The hearing officer determined by a preponderance of the evidence that sufficient cause existed to sustain Sarmiento's suspension. Specifically, the hearing officer found that Officer Genden had probable cause to believe that Sarmiento "was driving or in actual physical control of a motor vehicle in this state while under the influence of alcoholic beverages." The Department informed Sarmiento in an order dated August 29, 2007 that the suspension of his driving privileges was affirmed.
Sarmiento filed a petition to review with the circuit court. In a written opinion, the court noted that the implied consent law applies only if the person refusing consent was arrested "while driving or while in actual physical control of a motor vehicle." The court held that to be in control of a motor vehicle requires an operable vehicle. Concluding that the record established that the vehicle at issue was inoperable, the court quashed the order.
On review of administrative action, the circuit court "must determine whether procedural due process is accorded, whether the essential requirements of the law have been observed, and whether the administrative findings and judgment are supported by competent substantial evidence." City of Deerfield Beach v. Vaillant, 419 So.2d 624, 626 (Fla. 1982). However, in this case, as in Broward County v. G.B.V. International, Ltd., 787 So.2d 838 (Fla. 2001), "instead of simply reviewing the record to determine inter alia whether the [Department's] decision was supported by competent substantial evidence, the court combed the record and extracted its own factual finding. The court thus exceeded the scope of its authority under Vaillant." Id. at 845. See also Dep't of Highway Safety Motor Vehicles v. Silva, 806 So.2d 551 (Fla. 2d DCA 2002) (circuit court exceeded its scope of review by making an independent probable cause determination in certiorari review of license revocation order).

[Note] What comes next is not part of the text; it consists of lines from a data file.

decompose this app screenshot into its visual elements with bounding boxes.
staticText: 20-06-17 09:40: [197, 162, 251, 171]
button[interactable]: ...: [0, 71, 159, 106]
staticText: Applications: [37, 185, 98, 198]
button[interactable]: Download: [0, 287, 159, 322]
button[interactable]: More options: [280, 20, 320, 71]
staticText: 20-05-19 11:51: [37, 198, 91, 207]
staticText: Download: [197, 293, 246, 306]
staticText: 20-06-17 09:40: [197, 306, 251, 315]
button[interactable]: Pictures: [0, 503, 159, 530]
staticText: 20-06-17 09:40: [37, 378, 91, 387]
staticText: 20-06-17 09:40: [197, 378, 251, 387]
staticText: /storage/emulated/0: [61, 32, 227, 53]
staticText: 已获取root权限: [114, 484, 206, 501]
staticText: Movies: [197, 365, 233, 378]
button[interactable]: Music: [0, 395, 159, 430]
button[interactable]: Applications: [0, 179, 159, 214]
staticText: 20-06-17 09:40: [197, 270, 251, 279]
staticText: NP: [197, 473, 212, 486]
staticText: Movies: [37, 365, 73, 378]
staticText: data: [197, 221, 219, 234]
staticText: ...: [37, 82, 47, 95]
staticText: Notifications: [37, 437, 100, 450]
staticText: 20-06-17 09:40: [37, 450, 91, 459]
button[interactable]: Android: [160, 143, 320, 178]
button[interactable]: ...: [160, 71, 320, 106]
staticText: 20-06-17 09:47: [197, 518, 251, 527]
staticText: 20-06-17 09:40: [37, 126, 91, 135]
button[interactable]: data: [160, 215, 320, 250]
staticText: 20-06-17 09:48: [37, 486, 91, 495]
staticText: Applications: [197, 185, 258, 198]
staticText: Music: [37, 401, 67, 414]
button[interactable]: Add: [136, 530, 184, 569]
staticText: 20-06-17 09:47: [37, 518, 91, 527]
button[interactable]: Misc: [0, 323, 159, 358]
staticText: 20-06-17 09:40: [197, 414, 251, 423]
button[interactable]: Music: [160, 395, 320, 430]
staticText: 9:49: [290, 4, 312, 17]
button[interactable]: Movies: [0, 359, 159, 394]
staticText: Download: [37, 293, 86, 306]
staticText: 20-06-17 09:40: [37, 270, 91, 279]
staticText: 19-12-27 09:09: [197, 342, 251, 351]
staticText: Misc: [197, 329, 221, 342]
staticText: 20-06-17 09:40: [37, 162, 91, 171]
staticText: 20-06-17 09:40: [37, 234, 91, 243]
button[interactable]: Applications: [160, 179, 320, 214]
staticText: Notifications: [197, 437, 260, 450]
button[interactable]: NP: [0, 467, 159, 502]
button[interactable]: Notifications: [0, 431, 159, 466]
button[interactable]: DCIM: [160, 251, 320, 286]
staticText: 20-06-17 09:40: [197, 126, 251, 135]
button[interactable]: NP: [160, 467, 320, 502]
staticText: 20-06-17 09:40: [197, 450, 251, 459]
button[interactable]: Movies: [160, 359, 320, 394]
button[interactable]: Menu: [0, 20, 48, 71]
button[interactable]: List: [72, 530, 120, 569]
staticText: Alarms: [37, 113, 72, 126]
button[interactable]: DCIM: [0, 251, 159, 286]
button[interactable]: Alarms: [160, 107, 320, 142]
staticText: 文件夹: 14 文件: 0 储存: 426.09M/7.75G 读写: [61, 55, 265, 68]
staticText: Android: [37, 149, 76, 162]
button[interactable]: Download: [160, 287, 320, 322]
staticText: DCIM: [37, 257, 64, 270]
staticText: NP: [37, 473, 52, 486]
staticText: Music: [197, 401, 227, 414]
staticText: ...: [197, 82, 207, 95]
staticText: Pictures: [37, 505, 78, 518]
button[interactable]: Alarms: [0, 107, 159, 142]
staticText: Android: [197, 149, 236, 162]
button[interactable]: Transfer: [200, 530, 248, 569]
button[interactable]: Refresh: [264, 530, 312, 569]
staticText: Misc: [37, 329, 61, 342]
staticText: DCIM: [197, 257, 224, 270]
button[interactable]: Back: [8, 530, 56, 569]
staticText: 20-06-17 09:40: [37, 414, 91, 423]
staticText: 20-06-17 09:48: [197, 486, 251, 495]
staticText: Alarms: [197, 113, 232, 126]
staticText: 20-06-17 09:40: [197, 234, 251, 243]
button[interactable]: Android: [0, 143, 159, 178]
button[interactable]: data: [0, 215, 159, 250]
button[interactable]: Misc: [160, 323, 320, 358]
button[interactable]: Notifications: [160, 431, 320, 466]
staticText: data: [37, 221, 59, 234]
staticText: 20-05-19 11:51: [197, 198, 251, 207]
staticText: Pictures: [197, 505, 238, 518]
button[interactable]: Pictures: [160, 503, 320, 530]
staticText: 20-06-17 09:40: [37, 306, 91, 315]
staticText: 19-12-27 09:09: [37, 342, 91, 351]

The circuit court did not abide by this limitation when it determined that the record supported a finding that the vehicle was inoperable. The hearing officer had determined that Sarmiento was driving or in physical control of the vehicle, and the circuit court found that the vehicle was inoperable. A finding that the vehicle was inoperable is contrary to a finding that Sarmiento was driving the vehicle. The court did not review the record to determine the evidence supporting the Department's decision. It reviewed and determined that there was evidence to the contrary.
Although the circuit court did not set forth what evidence supported its position, the only evidence in the record from which that finding can be made is the evidence from the towing company operator who removed the vehicle. The witness testified that when he observed the vehicle after the incident, it was inoperable. There was damage to the vehicle with the tires blown out and the axle hanging out of the transmission. It was fresh damage, as all of the transmission fluid was still evident. This is in no way inconsistent with the hearing officer's finding that the evidence supported the fact that the officer had probable cause to believe that Sarmiento was driving the vehicle as its engine was still running when the officer approached.
Because the circuit court exceeded its scope of review, it applied the incorrect law. I would grant the petition and quash the order of the circuit court.